Ma qualcosa si sta incrinando su questo fronte. Quattro anni fa, la Commissione ha condannato l’Olanda per i troppi favori fatti a Starbucks. Poi è stata aperta un’inchiesta che riguarda Nike, che attraverso un sistema complesso dal 2006 al 2015 ha ottenuto vantaggi che Bruxelles equipara a «aiuti illegali di stato».

Nel novembre 2018 era scoppiato lo scandalo Shell, 13 miliardi di utili non tassati, perché la compagnia petrolifera gravava i conti con le perdite delle filiali per occultare i profitti. Qualche anno fa, Rutte è stato al centro di una forte polemica politica, perché ha difeso, prima di dover fare marcia indietro, un progetto di azzeramento delle imposte sui dividendi degli azionisti. Secondo Oxfam, l’Olanda è il quarto «peggiore paradiso fiscale», dopo Isole Vergini, Bermude e Caiman.
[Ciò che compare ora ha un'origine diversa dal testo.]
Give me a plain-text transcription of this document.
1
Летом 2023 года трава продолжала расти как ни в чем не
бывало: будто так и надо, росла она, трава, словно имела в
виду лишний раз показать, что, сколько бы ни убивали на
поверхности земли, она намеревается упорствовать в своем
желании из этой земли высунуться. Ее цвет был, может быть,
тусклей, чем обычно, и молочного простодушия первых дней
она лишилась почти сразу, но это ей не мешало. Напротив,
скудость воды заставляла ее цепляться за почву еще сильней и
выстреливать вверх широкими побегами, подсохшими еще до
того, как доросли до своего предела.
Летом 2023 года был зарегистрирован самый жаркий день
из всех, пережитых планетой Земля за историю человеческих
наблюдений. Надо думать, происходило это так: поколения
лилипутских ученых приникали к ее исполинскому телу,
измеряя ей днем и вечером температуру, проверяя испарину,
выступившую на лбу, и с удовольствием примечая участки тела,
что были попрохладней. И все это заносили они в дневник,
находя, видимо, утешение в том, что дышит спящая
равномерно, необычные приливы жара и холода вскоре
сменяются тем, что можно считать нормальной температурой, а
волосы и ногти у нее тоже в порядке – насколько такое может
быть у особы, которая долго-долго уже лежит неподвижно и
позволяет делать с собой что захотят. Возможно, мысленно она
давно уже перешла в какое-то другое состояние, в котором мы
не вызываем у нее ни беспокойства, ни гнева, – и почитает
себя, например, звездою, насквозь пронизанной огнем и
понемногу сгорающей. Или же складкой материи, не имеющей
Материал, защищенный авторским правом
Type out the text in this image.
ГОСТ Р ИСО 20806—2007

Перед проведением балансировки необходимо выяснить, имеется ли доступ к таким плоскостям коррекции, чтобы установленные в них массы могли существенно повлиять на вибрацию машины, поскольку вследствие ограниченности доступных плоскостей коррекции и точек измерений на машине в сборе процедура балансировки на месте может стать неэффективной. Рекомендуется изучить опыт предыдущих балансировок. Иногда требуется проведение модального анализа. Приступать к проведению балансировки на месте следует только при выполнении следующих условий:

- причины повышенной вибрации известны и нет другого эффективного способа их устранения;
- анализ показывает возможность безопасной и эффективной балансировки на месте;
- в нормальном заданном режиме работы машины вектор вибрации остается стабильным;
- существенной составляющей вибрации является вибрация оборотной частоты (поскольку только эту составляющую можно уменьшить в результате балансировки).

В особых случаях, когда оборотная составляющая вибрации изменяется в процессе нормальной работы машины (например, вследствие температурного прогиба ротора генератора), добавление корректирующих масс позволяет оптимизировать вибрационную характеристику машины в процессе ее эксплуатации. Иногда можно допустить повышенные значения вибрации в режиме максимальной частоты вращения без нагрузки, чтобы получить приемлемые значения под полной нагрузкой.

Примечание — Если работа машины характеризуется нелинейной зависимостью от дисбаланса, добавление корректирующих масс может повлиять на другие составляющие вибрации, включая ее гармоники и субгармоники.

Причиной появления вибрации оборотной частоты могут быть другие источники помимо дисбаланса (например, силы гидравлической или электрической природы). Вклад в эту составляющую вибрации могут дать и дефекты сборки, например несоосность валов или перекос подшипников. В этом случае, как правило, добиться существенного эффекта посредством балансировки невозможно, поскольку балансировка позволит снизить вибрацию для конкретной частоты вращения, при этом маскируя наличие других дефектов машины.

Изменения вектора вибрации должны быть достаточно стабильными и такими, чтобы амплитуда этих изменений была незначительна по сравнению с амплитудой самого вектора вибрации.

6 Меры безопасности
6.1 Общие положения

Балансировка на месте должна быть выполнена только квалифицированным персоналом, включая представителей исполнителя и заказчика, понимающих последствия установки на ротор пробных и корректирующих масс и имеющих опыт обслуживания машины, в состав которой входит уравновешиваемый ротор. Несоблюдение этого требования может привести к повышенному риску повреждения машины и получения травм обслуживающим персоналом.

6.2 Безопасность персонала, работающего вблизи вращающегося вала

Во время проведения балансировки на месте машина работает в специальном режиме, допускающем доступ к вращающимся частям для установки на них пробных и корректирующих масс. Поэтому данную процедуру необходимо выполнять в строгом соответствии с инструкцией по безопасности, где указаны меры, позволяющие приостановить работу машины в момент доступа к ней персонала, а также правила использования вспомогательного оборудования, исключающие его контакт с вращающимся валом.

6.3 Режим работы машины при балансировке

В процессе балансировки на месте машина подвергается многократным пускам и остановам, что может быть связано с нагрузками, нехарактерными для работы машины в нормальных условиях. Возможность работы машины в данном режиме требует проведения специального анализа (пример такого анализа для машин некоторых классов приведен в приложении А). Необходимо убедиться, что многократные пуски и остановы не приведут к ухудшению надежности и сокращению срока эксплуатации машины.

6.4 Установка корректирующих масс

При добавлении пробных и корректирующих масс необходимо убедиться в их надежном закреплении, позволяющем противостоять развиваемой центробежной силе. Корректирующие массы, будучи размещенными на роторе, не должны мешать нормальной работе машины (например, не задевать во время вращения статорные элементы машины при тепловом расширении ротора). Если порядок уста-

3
Ma oggi ci sono «progressi» afferma l’organizzazione. È l’effetto di un voto al Parlamento europeo che un anno fa ha messo l’Olanda, assieme e Lussemburgo, Irlanda, Cipro e Malta, nella «lista nera» dei paradisi fiscali. Nel 2009, il presidente statunitense Obama aveva designato l’Olanda come il «campione dei paradisi fiscali per le multinazionali Usa», che assieme alle Bermuda e all’Irlanda, attira circa un terzo dei profitti fatti all’estero da società statunitensi.

Nel mirino di Usa e Bruxelles c’è la Cv, la commandita vennootshap, un tipo di società senza personalità giuridica, semplice partner di società estere, che permette di sfuggire alle tasse.